55. An ivory mask of a humorously fierce Tengu with knitted brow and intense gaze. The menacing potential of this master of the martial arts is felt in his focus of intent. Patinated ivory. Signed Mitsumasa. Late 19th century.

Height: 6.8 cm

 

56. A Demé Uman netsuke mask representing Okina as it would have been seen in its ceremonial origins of village rites before it was adopted into the pantheon of the Noh Theater. Also engraved ‘Tenka-ichi’ (meaning ‘unique in this world’).
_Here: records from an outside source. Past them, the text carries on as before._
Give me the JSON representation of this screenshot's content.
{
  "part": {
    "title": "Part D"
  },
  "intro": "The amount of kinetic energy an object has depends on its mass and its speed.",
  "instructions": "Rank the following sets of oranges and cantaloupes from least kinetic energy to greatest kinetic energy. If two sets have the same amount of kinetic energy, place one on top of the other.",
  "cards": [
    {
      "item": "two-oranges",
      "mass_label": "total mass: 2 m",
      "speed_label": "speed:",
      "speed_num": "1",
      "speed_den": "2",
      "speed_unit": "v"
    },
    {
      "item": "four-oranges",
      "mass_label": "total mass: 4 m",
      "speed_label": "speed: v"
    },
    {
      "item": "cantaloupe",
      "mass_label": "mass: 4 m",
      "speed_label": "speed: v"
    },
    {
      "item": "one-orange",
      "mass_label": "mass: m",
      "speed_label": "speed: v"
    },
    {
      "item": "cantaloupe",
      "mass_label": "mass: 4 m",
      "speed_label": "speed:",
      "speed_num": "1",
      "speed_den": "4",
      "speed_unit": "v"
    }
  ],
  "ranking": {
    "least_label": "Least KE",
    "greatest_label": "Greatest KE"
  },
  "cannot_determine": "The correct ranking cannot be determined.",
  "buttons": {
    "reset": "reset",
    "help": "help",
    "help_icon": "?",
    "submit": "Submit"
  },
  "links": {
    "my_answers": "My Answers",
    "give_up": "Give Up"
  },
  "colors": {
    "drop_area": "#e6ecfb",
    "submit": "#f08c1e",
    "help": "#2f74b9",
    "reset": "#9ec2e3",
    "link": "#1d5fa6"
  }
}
Circa 1780.

Height: 4.8 cm

 

           
           

57. An early 1700’s triangular form netsuke of a Taoist Immortal with long beard and walking staff seated within the enclave of a natural rock formation. Well-worn irregular himotoshi.

Length: 3.7 cm

 

58. A gold lacquer manju with a dramatic rendering of a fierce tiger, head turned and teeth bared. Executed in takamakié with fine hairwork and visible eye in solid gold with shakudo pupil. 

Diameter: 4.0 cm

 

           
           

59. Shishi and young, a dynamic composition by an 18th century master. There is power and movement from every angle as the young cub playfully nestles among his parent’s paws. Characteristic is the Kyoto school 18th century treatment of tufted fur and coiled mane with very idiosyncratic Mitsuharu expression. Signed Mitsuharu in a rectangular reserve.

Height: 3.8 cm

 

60. An ivory netsuke depicting an Apsara – Buddhist Angel, of kindly countenance, in flight as a heavenly musician with drum and strikers. She floats effortlessly on a ground of celestial clouds with sacred scarves and phoenix headdress. Late Meiji period. Ex: Schmidt Collection, Lakeworth, FL.

Length: 5.2 cm

 

           
           

61. An unusual boxwood netsuke of a carpenter seated with his left leg folded up on a rough hewn pillar cutting notches with a hammer and chisel, his discarded left raffia sandal by his right foot. A genre subject rarely encountered in this art form. Old collection number on the base. Himotoshi placed as if old knots in the wood had left the openings. Circa 1890.

Length: 5.7 cm

 

62. A realistic boxwood netsuke of a chestnut that appears to have been nibbled by insects. Looking closer we see that revealed beyond its opening is a cavern with mountainous landscape, of the Taoist paradise of the Immortals. Signed Bokuzan. Circa 1870.

Length: 3.9 cm

 

           
           

63. Red Hot Chili Peppers - An unusual subject executed in ittobori (flat plane carving) demonstrating the integrity of each chisel stroke. Finished in the negoro lacquer technique and intentionally rubbed to reveal three layers of color in umber, black and red lacquer. Circa 1840. Ex: Schmidt Collection, Lakeworth, FL, #533.

Length: 6.8 cm

 

64. An ivory mask of Ema-o, Lord of Hell, who according to Buddhist tradition is a fierce manifestation of Jizo, the Bodhisattva of Deliverance. Ema-o terrifies as a skillful means to lead wayward souls to deliverance, encouraging them to escape the round of birth and death. His fierce countenance burns away the impurities attached to the human heart. Signed Yamaji Mitsuyuki. Circa 1880.